‘I didn’t think I would survive...’
‘I have lost my son...’
I won’t make a statement on terrorism. I won’t talk about the attack. I won’t write about the politics of it all. I won’t share my views on the global crisis. I won’t deliberate on how it may herald the beginning of a change, if at all. I won’t.
I have not read much and I don’t have much clue about what the word ‘terrorism’ precisely stands for. I don’t know the several meanings it may have. I don’t know much about being attacked. I have never been a witness to it or been in the midst of it. I don’t know how it feels to be there at that very moment. I don’t know much about my country, not even about the state I live in to even have a view on what would affect the millions and millions of people around the globe. I don’t know much about human nature, let alone what brings about a change in the masses, what brings about revolution.
But I do know about loss. I do know about how it feels to lose someone you love. I do know how hard it is to believe and to accept and come to terms with the fact that the person, living, breathing, laughing and smiling has ceased to exist in a matter of few moments.

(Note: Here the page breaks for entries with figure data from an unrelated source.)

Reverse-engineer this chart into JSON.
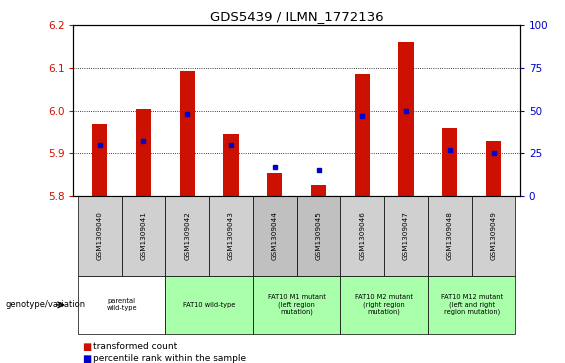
{
  "title": "GDS5439 / ILMN_1772136",
  "samples": [
    "GSM1309040",
    "GSM1309041",
    "GSM1309042",
    "GSM1309043",
    "GSM1309044",
    "GSM1309045",
    "GSM1309046",
    "GSM1309047",
    "GSM1309048",
    "GSM1309049"
  ],
  "transformed_counts": [
    5.97,
    6.005,
    6.093,
    5.945,
    5.855,
    5.825,
    6.085,
    6.16,
    5.96,
    5.93
  ],
  "percentile_ranks": [
    30,
    32,
    48,
    30,
    17,
    15,
    47,
    50,
    27,
    25
  ],
  "ylim_left": [
    5.8,
    6.2
  ],
  "ylim_right": [
    0,
    100
  ],
  "yticks_left": [
    5.8,
    5.9,
    6.0,
    6.1,
    6.2
  ],
  "yticks_right": [
    0,
    25,
    50,
    75,
    100
  ],
  "bar_color": "#cc1100",
  "dot_color": "#0000cc",
  "bar_base": 5.8,
  "sample_bg_colors": [
    "#d0d0d0",
    "#d0d0d0",
    "#d0d0d0",
    "#d0d0d0",
    "#c0c0c0",
    "#c0c0c0",
    "#d0d0d0",
    "#d0d0d0",
    "#d0d0d0",
    "#d0d0d0"
  ],
  "group_defs": [
    {
      "start": 0,
      "end": 1,
      "label": "parental\nwild-type",
      "color": "#ffffff"
    },
    {
      "start": 2,
      "end": 3,
      "label": "FAT10 wild-type",
      "color": "#aaffaa"
    },
    {
      "start": 4,
      "end": 5,
      "label": "FAT10 M1 mutant\n(left region\nmutation)",
      "color": "#aaffaa"
    },
    {
      "start": 6,
      "end": 7,
      "label": "FAT10 M2 mutant\n(right region\nmutation)",
      "color": "#aaffaa"
    },
    {
      "start": 8,
      "end": 9,
      "label": "FAT10 M12 mutant\n(left and right\nregion mutation)",
      "color": "#aaffaa"
    }
  ]
}
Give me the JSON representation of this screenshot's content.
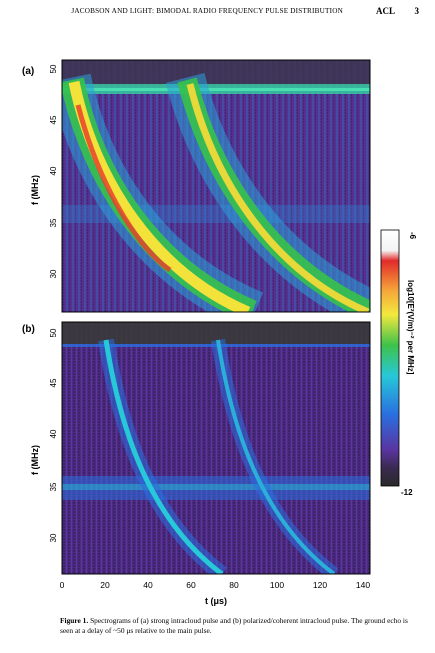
{
  "header": {
    "running_title": "JACOBSON AND LIGHT: BIMODAL RADIO FREQUENCY PULSE DISTRIBUTION",
    "journal": "ACL",
    "page_number": "3"
  },
  "panels": [
    {
      "label": "(a)",
      "ylabel": "f (MHz)",
      "y_ticks": [
        "30",
        "35",
        "40",
        "45",
        "50"
      ]
    },
    {
      "label": "(b)",
      "ylabel": "f (MHz)",
      "y_ticks": [
        "30",
        "35",
        "40",
        "45",
        "50"
      ]
    }
  ],
  "x_axis": {
    "label": "t (μs)",
    "ticks": [
      "0",
      "20",
      "40",
      "60",
      "80",
      "100",
      "120",
      "140"
    ]
  },
  "colorbar": {
    "label": "log10[E²(V/m)⁻² per MHz]",
    "top_value": "-6",
    "bottom_value": "-12"
  },
  "caption": {
    "figure_label": "Figure 1.",
    "text": "Spectrograms of (a) strong intracloud pulse and (b) polarized/coherent intracloud pulse. The ground echo is seen at a delay of ~50 μs relative to the main pulse."
  },
  "colors": {
    "background_purple": "#55308f",
    "blue": "#2a78e0",
    "cyan": "#27c8d8",
    "green": "#36c24a",
    "yellow": "#f3e23a",
    "red": "#e8222a"
  }
}
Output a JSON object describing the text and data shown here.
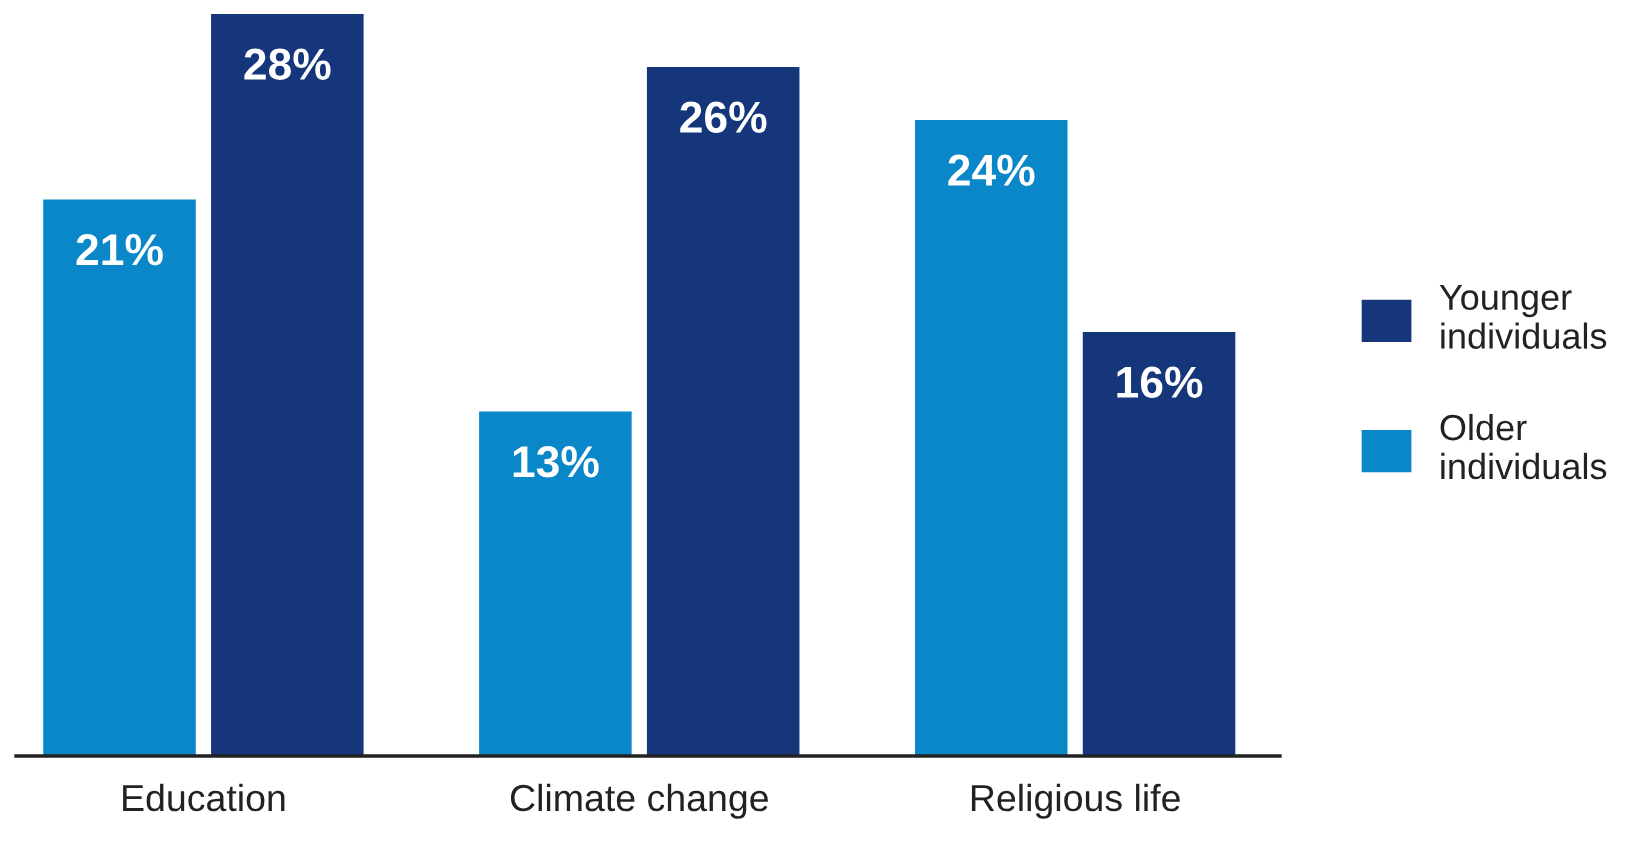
{
  "chart_data": {
    "type": "bar",
    "categories": [
      "Education",
      "Climate change",
      "Religious life"
    ],
    "series": [
      {
        "name": "Older individuals",
        "color": "#0a87c8",
        "values": [
          21,
          13,
          24
        ],
        "value_labels": [
          "21%",
          "13%",
          "24%"
        ]
      },
      {
        "name": "Younger individuals",
        "color": "#15367b",
        "values": [
          28,
          26,
          16
        ],
        "value_labels": [
          "28%",
          "26%",
          "16%"
        ]
      }
    ],
    "ylim": [
      0,
      28
    ],
    "legend": "right",
    "grid": false
  }
}
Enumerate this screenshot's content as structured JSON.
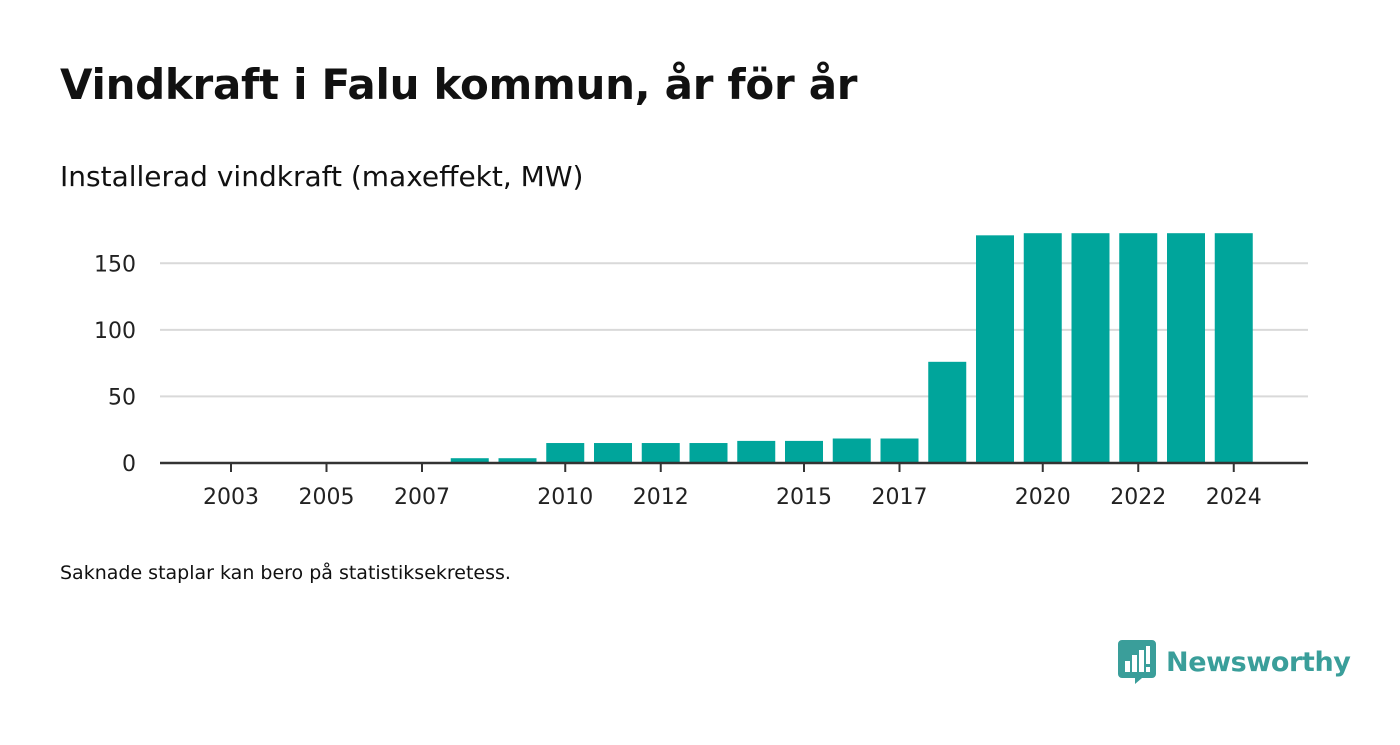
{
  "title": "Vindkraft i Falu kommun, år för år",
  "subtitle": "Installerad vindkraft (maxeffekt, MW)",
  "footnote": "Saknade staplar kan bero på statistiksekretess.",
  "brand": {
    "name": "Newsworthy",
    "color": "#3a9e9a",
    "icon": "newsworthy-logo-icon"
  },
  "colors": {
    "bar": "#00a59b",
    "grid": "#d9d9d9",
    "axis": "#333333"
  },
  "chart_data": {
    "type": "bar",
    "title": "Vindkraft i Falu kommun, år för år",
    "subtitle": "Installerad vindkraft (maxeffekt, MW)",
    "xlabel": "",
    "ylabel": "",
    "ylim": [
      0,
      175
    ],
    "yticks": [
      0,
      50,
      100,
      150
    ],
    "grid": true,
    "legend": "none",
    "x_tick_labels": [
      "2003",
      "2005",
      "2007",
      "2010",
      "2012",
      "2015",
      "2017",
      "2020",
      "2022",
      "2024"
    ],
    "categories": [
      "2003",
      "2004",
      "2005",
      "2006",
      "2007",
      "2008",
      "2009",
      "2010",
      "2011",
      "2012",
      "2013",
      "2014",
      "2015",
      "2016",
      "2017",
      "2018",
      "2019",
      "2020",
      "2021",
      "2022",
      "2023",
      "2024"
    ],
    "values": [
      null,
      null,
      null,
      null,
      null,
      3.6,
      3.6,
      15,
      15,
      15,
      15,
      16.6,
      16.6,
      18.4,
      18.4,
      76,
      171,
      172.6,
      172.6,
      172.6,
      172.6,
      172.6
    ]
  }
}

I do know about regret. I do know when the heart just longs to and wishes to turn back the time and do things differently; to have stayed back at home or to have left earlier.
I also know about the guilt; the ‘what if’ and ‘if only’. What if I had gone instead of her? If only she hadn’t gone!
I do know about death. I know when it comes accidentally or through a lifelong sickness. But I don’t know and I am unable to comprehend how a human being can kill another. I don’t know how we have become our own death.
Perhaps, I will never know. But do I really want to know, when all that I know is more than enough to constrict my heart and suffocate my soul?